The risks of bad management

Last week we established that management is happening in your business right now, tomorrow, and every day, whether you acknowledge it or not. 

This also means that somebody is managing the business, whether they acknowledge it or not. 

And that someone is probably you. 

But what happens when you don’t acknowledge it?

Does any of this sound familiar?

  • You haven’t taken a holiday in recent memory
  • You did take a holiday and spent 85% of your time responding to emails and phone calls
  • You did take a holiday, ignored work emails and calls, and when you came back your business was a complete mess
  • You spent 34 out of the last 40 working hours answering questions
  • You spent 34 out of the last 40 working hours answering emails
  • You spent 34 out of the last 40 working hours correcting people’s work
  • New prospects are calling you every week, but none of them understand what you do
  • New prospects are calling you every week but none of them are people you can work with
  • New prospects are not calling you
  • There are tasks on your to-do list that are older than the leftovers in your freezer
  • You have a list of plans and initiatives that is longer than this list you are currently reading
  • You have a list of plans and initiatives under the heading “when the time is right”
  • You don’t have a list of plans and initiatives

If this list has inspired any similar thoughts or sentiments, please share them! 

Causation in practice

These problems are not the cause of your lack of management. 

They are the consequence of your lack of management. 
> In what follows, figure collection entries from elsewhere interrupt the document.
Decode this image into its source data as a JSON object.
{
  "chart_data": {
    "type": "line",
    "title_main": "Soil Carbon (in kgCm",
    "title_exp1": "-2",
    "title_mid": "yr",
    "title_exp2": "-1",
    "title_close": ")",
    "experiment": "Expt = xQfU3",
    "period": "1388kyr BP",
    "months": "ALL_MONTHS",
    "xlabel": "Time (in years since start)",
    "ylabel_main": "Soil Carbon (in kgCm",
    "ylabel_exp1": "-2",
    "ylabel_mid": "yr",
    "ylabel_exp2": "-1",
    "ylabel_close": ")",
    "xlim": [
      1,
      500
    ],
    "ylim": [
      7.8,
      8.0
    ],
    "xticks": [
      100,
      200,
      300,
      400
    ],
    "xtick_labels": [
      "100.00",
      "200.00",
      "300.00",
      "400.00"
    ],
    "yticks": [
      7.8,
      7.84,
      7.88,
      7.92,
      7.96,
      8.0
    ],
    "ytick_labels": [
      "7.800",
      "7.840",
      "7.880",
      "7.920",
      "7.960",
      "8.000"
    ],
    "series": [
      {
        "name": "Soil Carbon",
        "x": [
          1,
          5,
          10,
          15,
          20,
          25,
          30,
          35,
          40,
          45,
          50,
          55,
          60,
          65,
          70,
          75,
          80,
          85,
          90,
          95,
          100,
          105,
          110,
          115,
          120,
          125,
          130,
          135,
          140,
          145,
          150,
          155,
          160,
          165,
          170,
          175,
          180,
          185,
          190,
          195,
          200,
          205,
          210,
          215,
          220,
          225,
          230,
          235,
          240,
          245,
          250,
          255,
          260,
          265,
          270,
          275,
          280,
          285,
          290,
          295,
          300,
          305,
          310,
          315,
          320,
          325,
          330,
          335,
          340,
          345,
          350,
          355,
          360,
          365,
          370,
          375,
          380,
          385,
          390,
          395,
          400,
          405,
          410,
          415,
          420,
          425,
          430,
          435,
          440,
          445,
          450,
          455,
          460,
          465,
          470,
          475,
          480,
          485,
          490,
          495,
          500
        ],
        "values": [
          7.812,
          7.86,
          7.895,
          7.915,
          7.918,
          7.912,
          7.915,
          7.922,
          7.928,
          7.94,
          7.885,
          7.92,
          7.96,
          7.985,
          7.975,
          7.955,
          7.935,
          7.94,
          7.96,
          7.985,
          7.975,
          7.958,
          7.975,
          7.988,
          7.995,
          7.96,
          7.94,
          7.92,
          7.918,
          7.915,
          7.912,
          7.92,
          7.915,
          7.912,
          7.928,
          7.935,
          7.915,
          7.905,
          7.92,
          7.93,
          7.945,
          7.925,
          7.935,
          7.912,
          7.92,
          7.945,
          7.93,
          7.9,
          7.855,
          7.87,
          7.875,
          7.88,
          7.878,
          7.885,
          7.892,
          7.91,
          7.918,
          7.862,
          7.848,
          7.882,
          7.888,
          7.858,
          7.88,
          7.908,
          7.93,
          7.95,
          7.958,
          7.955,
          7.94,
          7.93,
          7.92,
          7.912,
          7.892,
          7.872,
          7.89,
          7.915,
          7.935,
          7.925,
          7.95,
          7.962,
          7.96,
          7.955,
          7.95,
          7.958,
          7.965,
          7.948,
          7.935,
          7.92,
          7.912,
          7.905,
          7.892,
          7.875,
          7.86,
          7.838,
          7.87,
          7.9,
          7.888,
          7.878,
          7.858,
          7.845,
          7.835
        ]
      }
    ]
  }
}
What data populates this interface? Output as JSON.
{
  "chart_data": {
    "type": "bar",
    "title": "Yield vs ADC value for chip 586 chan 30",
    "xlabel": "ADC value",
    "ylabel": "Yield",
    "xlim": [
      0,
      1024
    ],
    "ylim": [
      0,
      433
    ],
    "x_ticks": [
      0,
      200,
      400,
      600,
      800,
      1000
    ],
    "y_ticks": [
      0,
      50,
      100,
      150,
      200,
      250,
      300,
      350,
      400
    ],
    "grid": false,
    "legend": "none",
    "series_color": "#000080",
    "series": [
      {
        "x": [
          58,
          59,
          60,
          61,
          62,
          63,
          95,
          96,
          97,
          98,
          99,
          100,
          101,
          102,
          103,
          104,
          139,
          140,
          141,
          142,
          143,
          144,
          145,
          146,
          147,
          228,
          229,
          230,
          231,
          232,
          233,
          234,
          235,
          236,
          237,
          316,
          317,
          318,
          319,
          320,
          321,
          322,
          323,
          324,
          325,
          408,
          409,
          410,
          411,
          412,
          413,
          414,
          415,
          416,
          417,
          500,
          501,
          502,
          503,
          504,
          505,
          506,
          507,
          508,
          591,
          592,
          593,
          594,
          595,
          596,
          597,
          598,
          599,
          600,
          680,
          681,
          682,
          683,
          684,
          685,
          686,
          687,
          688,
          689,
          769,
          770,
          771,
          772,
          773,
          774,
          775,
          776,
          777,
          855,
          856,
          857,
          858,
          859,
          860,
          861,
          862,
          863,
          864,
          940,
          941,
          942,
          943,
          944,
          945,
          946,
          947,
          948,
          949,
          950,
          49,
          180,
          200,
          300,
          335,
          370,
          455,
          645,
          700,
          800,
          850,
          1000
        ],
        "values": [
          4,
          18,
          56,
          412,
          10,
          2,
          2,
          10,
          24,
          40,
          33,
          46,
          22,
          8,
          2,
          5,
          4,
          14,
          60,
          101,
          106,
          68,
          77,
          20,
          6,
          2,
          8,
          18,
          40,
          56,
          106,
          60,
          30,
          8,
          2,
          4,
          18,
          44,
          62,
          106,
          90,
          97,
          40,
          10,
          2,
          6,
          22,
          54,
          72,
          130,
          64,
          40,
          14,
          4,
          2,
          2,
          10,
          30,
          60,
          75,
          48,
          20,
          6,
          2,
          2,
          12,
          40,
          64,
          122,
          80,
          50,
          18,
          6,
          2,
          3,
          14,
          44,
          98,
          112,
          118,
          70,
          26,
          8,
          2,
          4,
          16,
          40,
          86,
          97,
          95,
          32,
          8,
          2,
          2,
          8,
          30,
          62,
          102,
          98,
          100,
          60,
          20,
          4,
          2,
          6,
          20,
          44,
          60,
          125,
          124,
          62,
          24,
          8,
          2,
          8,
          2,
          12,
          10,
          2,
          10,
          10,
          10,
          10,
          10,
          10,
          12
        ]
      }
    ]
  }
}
When your company improvises itself from one day to the next, you lose control. It harms all three essential business pillars. 

(1) You don’t have the time or capacity to plan and build your business into your vision of success. When you can’t see or control your progress, you aren’t working towards business goals. 

(2) Your employees don’t know what is expected of them day after day, week after week, and will eventually lose faith in the whole project. 

(3) Your clients don’t know what to expect from you, and will eventually lose interest. 

What next

Pick one day next week to wake up early and not check emails or answer phone calls for at least two hours. Use those two hours to write: your vision of success, your plan to achieve it, and your organizational chart. Let it be simple and imperfect, it is still useful.